Traces of precipitation were reported across the district with a few isolated showers. Temperatures were in the 95-100 degree range most days. The weather led to declining pasture and rangeland conditions, but overall remained good. Peach harvest was in full swing with the clings coming off.
Corn, sorghum and cotton continued to do well. Wheat and oat harvests were mostly complete with average to above average yields reported. Bermuda grass hay was being cut, while early planted Sudan was within a week of being cut and Kleingrass a couple weeks out. Most home gardeners were harvesting vegetables. Later-planted crops like okra and squash were coming on well.
Livestock were in fair to good condition. Spring marketing of calves continued. Wildlife were in good shape with reporters seeing lots of fawns.

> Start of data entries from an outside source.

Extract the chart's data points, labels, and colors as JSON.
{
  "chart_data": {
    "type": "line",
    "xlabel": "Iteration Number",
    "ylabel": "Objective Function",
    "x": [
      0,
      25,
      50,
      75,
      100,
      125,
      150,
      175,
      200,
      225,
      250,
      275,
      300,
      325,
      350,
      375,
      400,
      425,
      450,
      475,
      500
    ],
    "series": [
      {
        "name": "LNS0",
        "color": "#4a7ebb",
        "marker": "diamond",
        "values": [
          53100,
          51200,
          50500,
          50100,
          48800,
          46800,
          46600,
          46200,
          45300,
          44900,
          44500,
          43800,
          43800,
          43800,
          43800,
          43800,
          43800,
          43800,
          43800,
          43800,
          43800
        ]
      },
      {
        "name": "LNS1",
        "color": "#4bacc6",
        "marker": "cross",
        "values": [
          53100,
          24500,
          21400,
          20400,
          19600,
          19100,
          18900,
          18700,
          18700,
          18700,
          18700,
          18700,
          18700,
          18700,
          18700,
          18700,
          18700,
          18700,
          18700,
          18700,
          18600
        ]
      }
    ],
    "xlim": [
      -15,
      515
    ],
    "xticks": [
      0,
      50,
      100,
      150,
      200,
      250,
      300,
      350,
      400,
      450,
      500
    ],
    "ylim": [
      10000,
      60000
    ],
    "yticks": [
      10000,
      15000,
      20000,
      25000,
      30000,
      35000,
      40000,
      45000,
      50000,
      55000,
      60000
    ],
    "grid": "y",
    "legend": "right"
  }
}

Temperatures were in the 90s in most areas. Soil moisture levels ranged from very short to adequate. Potato harvest continued, and peanut planting was in full swing. Corn fields were starting to mature, and cotton was in the squaring stage. Pasture and rangeland conditions were fair to good.
La Salle County reported over 1 inch of rainfall. Some producers in Duval and Zapata counties reported 3-4 inches of rainfall. Rains have improved pasture and rangeland conditions. Ranchers were reporting good fawn numbers and grass for cover. Culling of cattle herds slowed due to prices and improving conditions. Livestock were in good condition.
Coastal Bermuda grass looked good and was producing hay bales. Other crops like watermelons and cantaloupes were producing a good harvest. Corn, cotton and pecans all made good progress. Both irrigated and dryland sorghum were at seed head development.
Wheat harvest and onions harvests were completed. Ranchers who planted haygrazer received adequate rain for plant growth.